Upon first glance one might think that Valentyn Vasyanovych's Atlantis is a bleak film, full of death, desolate landscapes and silence. But in the post screening Q and A, Vasyanovych calls himself an optimist, and it's easy to see why: set a little more than five years in the future, the film depicts a post apocalyptic landscape, the aftermath of the Ukrainian-Russian war. But at least in this movie the war has ended; as things are going now, that possibility feels like decades away. Within this deliberate, at times elusive arthouse film there is hope, even love.
When Sergiy (Andriy Rimaruk, himself a real life veteran of the war) loses his job at a local factory, he drifts until by chance he comes across a volunteer group that seeks to retrieve the bodies of fallen Ukrainian soldiers and give them a proper burial. Vasyanovych is the fan of the long take, letting us absorb the vast emptiness of these vistas, single human forms across expansive landscapes. Each frame is like a painting, meticulously crafted, often cold and distant. In one scene, a forensic examination of the dead is carried in detail, the proof of their humanity existing only in bits and pieces, descriptions of a uniform or belt buckle, warmth that has gone cold.

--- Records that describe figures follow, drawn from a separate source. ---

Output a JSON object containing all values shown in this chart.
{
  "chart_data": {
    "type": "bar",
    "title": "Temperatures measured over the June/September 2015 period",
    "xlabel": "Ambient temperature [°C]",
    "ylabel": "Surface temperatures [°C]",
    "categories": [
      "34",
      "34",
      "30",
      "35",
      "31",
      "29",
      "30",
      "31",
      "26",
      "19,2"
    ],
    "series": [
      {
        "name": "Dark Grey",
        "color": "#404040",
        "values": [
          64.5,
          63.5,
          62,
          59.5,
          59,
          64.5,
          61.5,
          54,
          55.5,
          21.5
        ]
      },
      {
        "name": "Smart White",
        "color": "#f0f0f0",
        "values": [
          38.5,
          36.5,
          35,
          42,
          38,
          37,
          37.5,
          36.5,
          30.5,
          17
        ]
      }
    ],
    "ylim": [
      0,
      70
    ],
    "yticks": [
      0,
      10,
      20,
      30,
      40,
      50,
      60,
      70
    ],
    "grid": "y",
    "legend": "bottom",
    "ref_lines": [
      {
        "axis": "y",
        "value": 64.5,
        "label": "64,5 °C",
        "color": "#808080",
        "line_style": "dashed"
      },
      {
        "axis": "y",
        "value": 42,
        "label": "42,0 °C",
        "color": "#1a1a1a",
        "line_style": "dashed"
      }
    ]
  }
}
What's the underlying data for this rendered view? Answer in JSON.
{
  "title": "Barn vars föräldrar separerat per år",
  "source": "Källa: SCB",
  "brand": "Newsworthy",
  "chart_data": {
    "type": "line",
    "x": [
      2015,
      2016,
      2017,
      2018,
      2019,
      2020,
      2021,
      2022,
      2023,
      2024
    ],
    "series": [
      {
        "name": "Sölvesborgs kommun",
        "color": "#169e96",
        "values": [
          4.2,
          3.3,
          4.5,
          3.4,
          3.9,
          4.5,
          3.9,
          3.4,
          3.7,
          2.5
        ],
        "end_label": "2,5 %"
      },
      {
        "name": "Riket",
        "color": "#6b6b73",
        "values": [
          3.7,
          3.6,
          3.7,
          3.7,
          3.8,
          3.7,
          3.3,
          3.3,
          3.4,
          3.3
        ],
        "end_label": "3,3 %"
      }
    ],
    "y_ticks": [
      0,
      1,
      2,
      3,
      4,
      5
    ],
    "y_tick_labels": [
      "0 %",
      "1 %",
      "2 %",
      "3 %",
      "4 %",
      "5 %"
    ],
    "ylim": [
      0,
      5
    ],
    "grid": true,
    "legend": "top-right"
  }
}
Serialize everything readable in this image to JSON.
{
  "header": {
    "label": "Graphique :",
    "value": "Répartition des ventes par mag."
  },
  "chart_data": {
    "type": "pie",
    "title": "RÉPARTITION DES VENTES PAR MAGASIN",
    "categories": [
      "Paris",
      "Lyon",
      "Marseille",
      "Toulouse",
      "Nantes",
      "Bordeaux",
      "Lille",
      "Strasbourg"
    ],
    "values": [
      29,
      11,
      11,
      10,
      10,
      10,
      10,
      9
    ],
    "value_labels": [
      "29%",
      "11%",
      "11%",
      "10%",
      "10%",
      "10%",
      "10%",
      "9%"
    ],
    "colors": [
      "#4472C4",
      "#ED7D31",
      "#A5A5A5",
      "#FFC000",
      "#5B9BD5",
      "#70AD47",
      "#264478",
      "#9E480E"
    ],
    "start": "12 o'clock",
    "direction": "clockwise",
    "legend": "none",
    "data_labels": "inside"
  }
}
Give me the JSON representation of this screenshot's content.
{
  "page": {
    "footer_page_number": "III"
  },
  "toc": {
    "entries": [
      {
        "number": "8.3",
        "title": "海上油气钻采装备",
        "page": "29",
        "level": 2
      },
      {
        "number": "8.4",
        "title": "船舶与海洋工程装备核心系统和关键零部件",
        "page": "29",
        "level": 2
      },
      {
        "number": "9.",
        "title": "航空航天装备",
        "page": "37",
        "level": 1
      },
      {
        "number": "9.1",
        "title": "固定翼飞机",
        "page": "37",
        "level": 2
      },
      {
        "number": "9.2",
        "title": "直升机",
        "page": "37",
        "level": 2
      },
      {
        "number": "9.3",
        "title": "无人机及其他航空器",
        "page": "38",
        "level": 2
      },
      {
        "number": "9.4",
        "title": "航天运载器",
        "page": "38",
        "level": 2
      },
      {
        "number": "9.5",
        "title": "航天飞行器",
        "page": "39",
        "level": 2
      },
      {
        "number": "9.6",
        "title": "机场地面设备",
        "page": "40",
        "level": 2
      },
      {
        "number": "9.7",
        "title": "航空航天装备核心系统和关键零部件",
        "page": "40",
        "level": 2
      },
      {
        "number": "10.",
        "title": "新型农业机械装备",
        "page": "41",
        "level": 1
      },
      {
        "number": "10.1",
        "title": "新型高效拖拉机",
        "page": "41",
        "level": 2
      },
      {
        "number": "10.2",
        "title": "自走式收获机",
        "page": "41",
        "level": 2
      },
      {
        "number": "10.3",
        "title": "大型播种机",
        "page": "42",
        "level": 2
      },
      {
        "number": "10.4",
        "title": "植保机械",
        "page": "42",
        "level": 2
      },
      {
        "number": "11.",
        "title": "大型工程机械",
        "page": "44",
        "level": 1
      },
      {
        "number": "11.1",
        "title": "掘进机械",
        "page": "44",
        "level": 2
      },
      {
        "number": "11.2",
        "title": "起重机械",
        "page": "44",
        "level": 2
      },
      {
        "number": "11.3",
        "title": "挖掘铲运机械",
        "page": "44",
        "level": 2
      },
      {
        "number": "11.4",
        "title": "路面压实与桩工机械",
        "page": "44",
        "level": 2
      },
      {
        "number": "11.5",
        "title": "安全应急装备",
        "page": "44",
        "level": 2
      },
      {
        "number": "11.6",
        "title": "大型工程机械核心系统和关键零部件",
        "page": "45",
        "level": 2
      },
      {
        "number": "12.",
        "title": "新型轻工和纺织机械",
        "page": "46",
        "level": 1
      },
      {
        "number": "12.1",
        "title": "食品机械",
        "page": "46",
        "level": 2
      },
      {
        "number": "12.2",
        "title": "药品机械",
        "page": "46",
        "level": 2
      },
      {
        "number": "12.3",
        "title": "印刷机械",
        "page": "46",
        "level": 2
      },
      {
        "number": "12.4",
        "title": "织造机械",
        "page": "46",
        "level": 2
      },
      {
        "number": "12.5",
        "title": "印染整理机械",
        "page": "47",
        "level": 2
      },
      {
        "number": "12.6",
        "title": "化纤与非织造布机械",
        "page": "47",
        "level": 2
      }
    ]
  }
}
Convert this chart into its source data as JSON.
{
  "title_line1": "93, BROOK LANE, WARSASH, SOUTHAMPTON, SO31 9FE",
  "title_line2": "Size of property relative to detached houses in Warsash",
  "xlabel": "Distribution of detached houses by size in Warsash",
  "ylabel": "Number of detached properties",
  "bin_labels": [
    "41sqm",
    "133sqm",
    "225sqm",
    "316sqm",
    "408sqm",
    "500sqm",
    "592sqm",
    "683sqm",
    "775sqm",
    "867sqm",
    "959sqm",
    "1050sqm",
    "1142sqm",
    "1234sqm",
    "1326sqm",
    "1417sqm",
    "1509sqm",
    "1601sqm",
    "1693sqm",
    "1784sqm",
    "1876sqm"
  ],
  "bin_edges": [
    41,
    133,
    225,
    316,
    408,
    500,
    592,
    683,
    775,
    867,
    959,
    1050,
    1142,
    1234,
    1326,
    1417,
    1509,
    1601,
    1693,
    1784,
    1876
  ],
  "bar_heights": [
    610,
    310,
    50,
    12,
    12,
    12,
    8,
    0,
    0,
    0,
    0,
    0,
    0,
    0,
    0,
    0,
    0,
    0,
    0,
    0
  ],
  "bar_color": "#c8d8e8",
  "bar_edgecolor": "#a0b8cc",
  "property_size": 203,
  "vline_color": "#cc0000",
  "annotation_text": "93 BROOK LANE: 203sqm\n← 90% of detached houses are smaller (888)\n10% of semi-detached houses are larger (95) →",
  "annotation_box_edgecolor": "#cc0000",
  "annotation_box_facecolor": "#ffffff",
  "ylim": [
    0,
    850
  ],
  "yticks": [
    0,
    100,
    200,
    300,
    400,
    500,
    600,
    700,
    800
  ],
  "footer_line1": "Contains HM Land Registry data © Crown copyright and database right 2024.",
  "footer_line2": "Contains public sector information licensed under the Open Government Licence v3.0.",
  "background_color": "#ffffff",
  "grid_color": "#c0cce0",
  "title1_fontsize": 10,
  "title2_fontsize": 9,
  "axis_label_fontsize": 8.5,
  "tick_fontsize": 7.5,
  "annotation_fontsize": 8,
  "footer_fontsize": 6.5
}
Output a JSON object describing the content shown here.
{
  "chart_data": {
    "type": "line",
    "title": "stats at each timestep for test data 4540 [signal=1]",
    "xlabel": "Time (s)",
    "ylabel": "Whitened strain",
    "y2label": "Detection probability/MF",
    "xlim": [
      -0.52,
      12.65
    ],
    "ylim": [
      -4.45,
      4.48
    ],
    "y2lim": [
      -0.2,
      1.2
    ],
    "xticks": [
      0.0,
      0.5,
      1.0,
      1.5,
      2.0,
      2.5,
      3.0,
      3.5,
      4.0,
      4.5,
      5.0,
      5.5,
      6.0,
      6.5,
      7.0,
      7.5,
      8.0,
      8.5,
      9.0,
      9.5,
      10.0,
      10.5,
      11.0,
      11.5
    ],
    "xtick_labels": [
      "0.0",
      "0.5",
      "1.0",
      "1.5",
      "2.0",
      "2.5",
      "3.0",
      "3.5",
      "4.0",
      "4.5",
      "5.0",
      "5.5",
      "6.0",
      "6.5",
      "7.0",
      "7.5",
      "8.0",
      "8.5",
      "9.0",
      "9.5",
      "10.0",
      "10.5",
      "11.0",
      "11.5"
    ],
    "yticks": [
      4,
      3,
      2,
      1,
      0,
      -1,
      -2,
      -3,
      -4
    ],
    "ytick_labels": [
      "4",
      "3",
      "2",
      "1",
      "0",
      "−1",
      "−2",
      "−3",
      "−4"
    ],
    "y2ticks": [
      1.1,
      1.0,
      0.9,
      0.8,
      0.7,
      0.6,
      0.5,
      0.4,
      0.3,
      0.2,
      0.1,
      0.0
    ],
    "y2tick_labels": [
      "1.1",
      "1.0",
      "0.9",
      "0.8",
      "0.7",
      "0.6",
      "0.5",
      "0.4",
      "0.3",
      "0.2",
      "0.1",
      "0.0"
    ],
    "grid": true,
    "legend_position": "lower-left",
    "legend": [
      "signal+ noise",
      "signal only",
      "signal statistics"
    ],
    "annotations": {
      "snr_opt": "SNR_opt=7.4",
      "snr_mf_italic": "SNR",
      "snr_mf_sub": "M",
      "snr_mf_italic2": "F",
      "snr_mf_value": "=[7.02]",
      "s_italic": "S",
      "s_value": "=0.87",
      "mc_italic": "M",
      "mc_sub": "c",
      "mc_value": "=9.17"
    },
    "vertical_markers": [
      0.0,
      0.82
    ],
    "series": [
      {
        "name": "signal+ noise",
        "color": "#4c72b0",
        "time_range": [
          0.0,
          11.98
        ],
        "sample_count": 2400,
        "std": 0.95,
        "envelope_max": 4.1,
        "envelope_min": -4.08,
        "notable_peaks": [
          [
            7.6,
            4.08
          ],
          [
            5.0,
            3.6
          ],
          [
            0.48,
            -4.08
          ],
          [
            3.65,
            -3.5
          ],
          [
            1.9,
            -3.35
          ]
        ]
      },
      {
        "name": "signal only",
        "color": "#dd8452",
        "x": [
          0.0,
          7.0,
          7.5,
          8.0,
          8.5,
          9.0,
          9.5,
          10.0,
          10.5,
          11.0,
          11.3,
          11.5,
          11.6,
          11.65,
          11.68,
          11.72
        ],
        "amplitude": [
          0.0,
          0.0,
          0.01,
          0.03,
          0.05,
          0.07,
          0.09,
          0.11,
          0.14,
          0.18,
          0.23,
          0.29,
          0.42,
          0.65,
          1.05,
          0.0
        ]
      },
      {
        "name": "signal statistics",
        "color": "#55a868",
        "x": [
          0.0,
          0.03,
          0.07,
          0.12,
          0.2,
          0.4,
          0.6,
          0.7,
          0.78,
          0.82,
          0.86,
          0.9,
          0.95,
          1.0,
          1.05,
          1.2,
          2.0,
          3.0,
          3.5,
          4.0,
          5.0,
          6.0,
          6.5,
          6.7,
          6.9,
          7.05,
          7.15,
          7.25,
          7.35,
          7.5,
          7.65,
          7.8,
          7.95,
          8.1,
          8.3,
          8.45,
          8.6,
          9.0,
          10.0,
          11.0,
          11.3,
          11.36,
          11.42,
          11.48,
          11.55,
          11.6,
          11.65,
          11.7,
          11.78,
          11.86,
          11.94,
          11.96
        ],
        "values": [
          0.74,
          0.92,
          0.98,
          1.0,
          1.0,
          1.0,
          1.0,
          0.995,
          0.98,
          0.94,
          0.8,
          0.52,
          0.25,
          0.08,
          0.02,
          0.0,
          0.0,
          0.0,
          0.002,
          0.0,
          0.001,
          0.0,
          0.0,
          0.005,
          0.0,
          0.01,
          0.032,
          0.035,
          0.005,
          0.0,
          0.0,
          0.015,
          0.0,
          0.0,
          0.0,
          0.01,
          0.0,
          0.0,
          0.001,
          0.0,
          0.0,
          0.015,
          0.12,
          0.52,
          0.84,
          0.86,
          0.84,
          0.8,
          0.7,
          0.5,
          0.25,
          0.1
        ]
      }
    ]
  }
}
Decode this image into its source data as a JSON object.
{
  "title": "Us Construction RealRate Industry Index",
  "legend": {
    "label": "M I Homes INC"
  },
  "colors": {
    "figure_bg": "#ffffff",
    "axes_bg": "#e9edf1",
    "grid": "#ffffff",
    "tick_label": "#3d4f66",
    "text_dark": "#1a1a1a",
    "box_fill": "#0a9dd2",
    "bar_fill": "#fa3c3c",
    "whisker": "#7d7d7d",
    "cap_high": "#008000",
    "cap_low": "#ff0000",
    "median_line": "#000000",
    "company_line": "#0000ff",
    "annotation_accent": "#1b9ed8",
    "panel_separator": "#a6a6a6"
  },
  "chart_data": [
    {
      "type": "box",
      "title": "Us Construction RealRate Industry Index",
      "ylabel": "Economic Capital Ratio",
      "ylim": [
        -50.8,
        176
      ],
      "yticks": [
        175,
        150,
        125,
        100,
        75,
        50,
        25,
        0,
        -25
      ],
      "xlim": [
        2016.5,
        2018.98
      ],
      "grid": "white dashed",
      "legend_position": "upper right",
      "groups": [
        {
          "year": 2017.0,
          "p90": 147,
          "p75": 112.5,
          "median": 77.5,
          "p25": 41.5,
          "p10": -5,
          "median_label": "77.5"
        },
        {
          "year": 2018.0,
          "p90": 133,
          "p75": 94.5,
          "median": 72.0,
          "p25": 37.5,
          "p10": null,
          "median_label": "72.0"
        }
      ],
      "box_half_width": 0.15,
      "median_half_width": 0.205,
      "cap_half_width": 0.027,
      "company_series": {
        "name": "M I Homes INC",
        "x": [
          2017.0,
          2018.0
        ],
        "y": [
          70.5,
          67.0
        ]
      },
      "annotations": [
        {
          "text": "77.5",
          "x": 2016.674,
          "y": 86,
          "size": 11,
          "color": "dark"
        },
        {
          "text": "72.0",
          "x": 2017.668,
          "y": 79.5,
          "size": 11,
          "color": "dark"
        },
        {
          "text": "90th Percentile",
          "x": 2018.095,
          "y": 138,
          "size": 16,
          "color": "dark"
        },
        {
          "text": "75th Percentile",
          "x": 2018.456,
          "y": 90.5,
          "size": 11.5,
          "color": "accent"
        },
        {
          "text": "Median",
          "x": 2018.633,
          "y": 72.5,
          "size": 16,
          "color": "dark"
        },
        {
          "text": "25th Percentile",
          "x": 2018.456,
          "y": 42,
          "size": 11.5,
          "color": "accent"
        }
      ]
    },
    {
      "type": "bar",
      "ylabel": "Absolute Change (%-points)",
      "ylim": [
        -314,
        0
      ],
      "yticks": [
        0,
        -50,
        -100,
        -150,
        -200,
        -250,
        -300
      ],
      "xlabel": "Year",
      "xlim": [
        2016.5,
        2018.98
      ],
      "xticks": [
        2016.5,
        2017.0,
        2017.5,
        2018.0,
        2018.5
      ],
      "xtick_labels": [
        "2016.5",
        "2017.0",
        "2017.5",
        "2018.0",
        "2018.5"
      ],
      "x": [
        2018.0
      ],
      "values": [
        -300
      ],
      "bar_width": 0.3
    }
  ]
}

But Vasyanovych balances this out with finding warmth in impossible places, making the opening and closing scenes bookends - showing that even in such hopeless situations, people are hardwired to find love in the chaos, bringing warmth to a cold and dead land.
Based on a play by Yuko Kuwabara, Hitoyo (One Night) begins with a shocking murder. A female taxi driver (Yuko Tanaka, perhaps best known in Japan for her role in Oshin) runs over a man who turns out to be her husband. But as it turns out, she did it partly in desperation and partly for her children: her husband is a violent, raging alcoholic who regularly beats his children. She goes to prison for this, promising to return one day. And when she does, her children turn out quite different than expected.
A solid family drama about the roles of parent and child, as well as ideas of guilt and social perception, Hitoyo is a treat to watch. Held up by its excellent ensemble cast, it doesn't let up and twists and turns deliriously until the very end. The film changes its point of view from the mother to the children, especially the middle child, Yuji (Takeru Satoh) and focuses on the aftermath of that one event: while an aspiring novelist, Yuji struggles to make a living, left to write pieces for dirty magazines. His siblings also have similar broken dreams. But how much is that on them vs on their mother?
Director Kazuya Shiraishi keeps the proceedings close and personal, and it manages to work. Although some plot points are left resolved by the end, the film's open-endedness ends on a hopeful note. It doesn't exactly stem from complete understanding - that will come in time. But there's something about parents and children and their capacity for forgiveness and love, even in difficult circumstances.